DAL CONCETTO ASTRATTO DI EGUAGLIANZA ALLA PRASSI DELLA DEMOCRAZIA • Fino al 450 A. C. , il concetto di «isonomia/eguaglianza» rimane un concetto astratto perché Atene era governata da una oligarchia che si traduceva in «tirannide» . • In un governo «tirannico» , non esiste il concetto di «cittadinanza» in quanto il potere è esercitato da una oligarchia • A seguito di profonde riforme politiche, le decisioni di governo passano ad un nuovo organismo, l’ASSEMBLEA. • A questa ASSEMBLEA partecipano tutti coloro che posseggono la CITTADINANZA (figli di padre ateniese, possidenti e non possidenti).
LO SCONTRO POLITICO NELL’ATENE DEL 400 a.
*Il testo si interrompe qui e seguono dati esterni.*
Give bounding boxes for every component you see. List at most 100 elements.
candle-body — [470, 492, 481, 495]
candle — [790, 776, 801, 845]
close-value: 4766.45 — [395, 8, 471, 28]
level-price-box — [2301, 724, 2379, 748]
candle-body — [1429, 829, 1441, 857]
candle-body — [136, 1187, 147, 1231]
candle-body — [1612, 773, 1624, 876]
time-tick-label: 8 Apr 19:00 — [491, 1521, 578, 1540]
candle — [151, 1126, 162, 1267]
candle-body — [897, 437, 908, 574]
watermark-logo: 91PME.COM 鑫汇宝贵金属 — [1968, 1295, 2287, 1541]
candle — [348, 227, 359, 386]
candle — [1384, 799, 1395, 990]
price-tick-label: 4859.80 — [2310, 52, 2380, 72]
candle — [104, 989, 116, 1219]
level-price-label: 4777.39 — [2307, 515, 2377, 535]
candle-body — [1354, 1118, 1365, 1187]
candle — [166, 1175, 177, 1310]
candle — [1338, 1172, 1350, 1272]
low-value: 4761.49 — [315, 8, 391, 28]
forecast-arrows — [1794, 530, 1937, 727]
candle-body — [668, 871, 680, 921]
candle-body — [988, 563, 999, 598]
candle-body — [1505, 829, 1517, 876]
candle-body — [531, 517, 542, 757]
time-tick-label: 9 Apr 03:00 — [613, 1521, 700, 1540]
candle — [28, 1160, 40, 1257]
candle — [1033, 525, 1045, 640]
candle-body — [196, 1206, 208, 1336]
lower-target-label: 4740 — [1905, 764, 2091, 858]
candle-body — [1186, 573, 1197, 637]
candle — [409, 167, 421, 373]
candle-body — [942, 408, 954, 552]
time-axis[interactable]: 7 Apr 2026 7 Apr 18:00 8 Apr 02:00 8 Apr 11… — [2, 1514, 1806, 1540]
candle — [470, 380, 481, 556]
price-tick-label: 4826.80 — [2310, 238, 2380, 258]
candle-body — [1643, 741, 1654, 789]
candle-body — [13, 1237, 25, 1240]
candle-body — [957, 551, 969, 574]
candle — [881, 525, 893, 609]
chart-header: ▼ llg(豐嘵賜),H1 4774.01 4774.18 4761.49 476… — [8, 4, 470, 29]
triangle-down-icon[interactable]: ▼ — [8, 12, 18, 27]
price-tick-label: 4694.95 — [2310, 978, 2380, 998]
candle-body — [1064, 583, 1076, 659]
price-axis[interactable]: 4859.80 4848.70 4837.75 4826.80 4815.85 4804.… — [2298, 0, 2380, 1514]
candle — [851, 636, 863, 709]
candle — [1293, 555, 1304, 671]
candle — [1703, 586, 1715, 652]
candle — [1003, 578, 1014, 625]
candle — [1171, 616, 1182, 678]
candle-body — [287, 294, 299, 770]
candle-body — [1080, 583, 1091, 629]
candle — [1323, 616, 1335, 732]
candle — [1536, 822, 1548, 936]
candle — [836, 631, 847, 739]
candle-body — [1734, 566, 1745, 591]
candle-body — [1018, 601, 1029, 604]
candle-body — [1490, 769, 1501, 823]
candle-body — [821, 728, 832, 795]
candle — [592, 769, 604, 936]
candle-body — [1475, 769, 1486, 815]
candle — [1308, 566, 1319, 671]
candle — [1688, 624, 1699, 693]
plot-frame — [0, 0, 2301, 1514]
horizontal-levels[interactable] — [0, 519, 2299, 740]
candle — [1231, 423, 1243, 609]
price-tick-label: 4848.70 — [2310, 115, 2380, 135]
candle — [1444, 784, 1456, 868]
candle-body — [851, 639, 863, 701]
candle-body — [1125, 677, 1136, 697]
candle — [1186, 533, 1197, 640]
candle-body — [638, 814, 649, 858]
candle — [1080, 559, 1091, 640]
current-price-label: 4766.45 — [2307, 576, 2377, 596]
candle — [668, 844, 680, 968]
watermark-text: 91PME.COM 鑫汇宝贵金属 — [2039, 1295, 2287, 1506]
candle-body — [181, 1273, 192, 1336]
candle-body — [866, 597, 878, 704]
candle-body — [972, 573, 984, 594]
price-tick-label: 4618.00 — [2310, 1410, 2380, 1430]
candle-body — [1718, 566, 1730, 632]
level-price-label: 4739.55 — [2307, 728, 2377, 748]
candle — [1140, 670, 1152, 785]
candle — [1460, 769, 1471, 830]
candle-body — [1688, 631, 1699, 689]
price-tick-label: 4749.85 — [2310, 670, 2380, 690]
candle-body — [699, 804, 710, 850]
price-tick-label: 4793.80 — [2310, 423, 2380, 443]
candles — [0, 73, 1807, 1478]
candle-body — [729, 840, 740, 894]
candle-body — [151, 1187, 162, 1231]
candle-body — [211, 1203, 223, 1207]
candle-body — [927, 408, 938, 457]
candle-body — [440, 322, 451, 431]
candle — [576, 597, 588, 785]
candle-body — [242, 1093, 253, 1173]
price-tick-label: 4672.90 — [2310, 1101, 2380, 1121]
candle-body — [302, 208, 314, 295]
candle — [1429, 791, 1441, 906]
C • Se il governo della città è nelle mani dell’ASSEMBLEA composta da coloro che posseggono la CITTADINANZA risulta del tutto ovvio che: • Più si allarga la cittadinanza ai ceti ‘non possidenti’, più questi ultimi diventano ‘maggioranza’ all’interno dell’Assemblea per il semplice fatto che i ‘non possidenti’ sono in numero molto più grande rispetto ai ‘possidenti’. • In altre parole, più si estende il diritto di cittadinanza, senza distinzione di classe o di ceto, più risulta ovvio che le classi più povere (il proletariato, i ‘non possidenti’) ottengono la maggioranza in Assemblea.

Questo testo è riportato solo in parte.